Yola is the administrative capital of Adamawa State in Nigeria's northeastern region.

==Demography==
In a 2023 demographic survey of Internally displaced persons (IDPs), the local government was found to be predominantly Hausa and Fulfulde speaking. The most commonly reported languages (spoken at homes and places of primary residence) present in the local government area were; Hausa – 46.6%, Fulfulde, specifically Eastern or Adamawa Fulfulde – 20.4%, English – 8.2%, Kilba/South Marghi – 6.3%, Longuda – 3.8%, Bura – 3.2%, Kamwe – 2.1%, Chamba Donga – 1.9%, Bachama/Bwatiye – 1.9%, Unknown – 1.7%, Jukun – 1.3%, and four other languages spoken by populations under 1% each.

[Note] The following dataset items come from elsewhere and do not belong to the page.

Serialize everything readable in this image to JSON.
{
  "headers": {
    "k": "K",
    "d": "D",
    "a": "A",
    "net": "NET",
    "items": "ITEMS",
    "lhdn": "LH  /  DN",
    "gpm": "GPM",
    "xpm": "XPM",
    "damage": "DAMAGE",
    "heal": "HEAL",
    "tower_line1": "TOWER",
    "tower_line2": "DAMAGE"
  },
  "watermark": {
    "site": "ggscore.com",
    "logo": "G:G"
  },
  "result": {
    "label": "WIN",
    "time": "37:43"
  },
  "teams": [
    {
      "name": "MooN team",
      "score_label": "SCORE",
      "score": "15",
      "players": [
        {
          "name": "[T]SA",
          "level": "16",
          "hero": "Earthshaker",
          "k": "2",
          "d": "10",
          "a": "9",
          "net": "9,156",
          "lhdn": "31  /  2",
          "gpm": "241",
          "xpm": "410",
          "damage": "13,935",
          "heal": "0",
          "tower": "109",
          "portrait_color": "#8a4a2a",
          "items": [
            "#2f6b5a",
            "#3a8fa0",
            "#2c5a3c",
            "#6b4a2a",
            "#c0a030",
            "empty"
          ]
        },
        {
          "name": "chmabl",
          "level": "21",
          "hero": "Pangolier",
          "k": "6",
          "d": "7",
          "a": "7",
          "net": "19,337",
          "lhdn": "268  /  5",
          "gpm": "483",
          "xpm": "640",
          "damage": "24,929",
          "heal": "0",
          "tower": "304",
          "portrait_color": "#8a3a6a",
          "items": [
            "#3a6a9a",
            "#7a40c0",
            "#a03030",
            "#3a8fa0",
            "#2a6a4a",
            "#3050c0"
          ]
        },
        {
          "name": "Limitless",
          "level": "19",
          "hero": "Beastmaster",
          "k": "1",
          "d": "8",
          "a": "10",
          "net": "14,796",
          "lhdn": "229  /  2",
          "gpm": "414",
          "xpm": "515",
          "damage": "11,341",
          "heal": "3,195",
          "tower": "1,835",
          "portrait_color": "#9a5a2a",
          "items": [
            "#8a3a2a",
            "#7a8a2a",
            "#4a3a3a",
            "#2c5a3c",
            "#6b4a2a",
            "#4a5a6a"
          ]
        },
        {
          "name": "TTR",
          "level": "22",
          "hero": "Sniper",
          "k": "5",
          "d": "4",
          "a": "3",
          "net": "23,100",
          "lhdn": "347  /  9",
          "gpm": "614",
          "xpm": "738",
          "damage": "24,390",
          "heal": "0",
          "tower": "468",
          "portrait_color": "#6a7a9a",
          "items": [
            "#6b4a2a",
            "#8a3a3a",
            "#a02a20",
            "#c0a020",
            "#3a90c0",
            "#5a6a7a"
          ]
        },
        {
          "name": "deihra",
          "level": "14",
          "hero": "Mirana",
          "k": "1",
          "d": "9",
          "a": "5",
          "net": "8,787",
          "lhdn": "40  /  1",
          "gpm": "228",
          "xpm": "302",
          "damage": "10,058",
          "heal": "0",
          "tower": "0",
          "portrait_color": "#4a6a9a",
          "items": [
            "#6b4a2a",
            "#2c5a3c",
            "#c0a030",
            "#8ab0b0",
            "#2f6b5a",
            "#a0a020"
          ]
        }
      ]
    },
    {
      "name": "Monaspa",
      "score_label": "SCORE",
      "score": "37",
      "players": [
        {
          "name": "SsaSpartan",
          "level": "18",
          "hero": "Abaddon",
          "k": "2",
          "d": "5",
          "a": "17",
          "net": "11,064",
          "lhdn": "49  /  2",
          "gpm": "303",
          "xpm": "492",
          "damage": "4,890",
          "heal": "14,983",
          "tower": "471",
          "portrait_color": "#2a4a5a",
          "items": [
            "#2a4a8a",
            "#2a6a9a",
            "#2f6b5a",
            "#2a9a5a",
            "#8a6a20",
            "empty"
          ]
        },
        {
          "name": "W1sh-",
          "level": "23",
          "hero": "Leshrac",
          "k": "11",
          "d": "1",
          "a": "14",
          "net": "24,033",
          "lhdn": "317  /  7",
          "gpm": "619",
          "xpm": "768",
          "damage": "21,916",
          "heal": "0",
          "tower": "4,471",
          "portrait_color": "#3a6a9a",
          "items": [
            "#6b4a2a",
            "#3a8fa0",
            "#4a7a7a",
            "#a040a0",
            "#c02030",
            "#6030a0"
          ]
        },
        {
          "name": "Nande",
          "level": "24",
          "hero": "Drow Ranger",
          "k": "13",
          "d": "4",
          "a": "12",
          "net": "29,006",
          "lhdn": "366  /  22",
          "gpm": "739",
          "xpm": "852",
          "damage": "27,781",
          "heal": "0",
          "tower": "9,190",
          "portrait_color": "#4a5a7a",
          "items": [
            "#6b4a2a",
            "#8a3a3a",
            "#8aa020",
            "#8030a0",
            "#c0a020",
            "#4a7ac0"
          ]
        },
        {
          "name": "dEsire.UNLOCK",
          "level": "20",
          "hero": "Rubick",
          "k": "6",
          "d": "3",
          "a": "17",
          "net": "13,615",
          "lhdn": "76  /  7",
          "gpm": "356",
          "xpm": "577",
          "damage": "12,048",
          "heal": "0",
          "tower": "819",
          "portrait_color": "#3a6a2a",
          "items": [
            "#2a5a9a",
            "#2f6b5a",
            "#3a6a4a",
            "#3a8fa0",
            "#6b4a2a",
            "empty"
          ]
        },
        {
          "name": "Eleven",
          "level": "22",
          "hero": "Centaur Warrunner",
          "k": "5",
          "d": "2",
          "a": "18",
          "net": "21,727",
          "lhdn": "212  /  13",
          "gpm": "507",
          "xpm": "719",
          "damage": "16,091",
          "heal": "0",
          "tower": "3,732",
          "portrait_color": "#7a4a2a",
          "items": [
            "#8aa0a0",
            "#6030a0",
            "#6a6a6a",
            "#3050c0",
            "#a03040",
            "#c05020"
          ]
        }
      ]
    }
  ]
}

This data was not obtained from a nationally co-ordinated population headcount. The last time Nigeria included ethnic and linguistic data in its enumeration parameters was in the national census of 1963.

==Climate/Geography ==
Yola North LGA experiences two distinct seasons—the dry and the rainy—with an average temperature of 33 degrees Celsius or 91.4 degrees Fahrenheit. The well-known Mandara Mountains range is located in the LGA, and the average wind speed in the region is 10 km/h.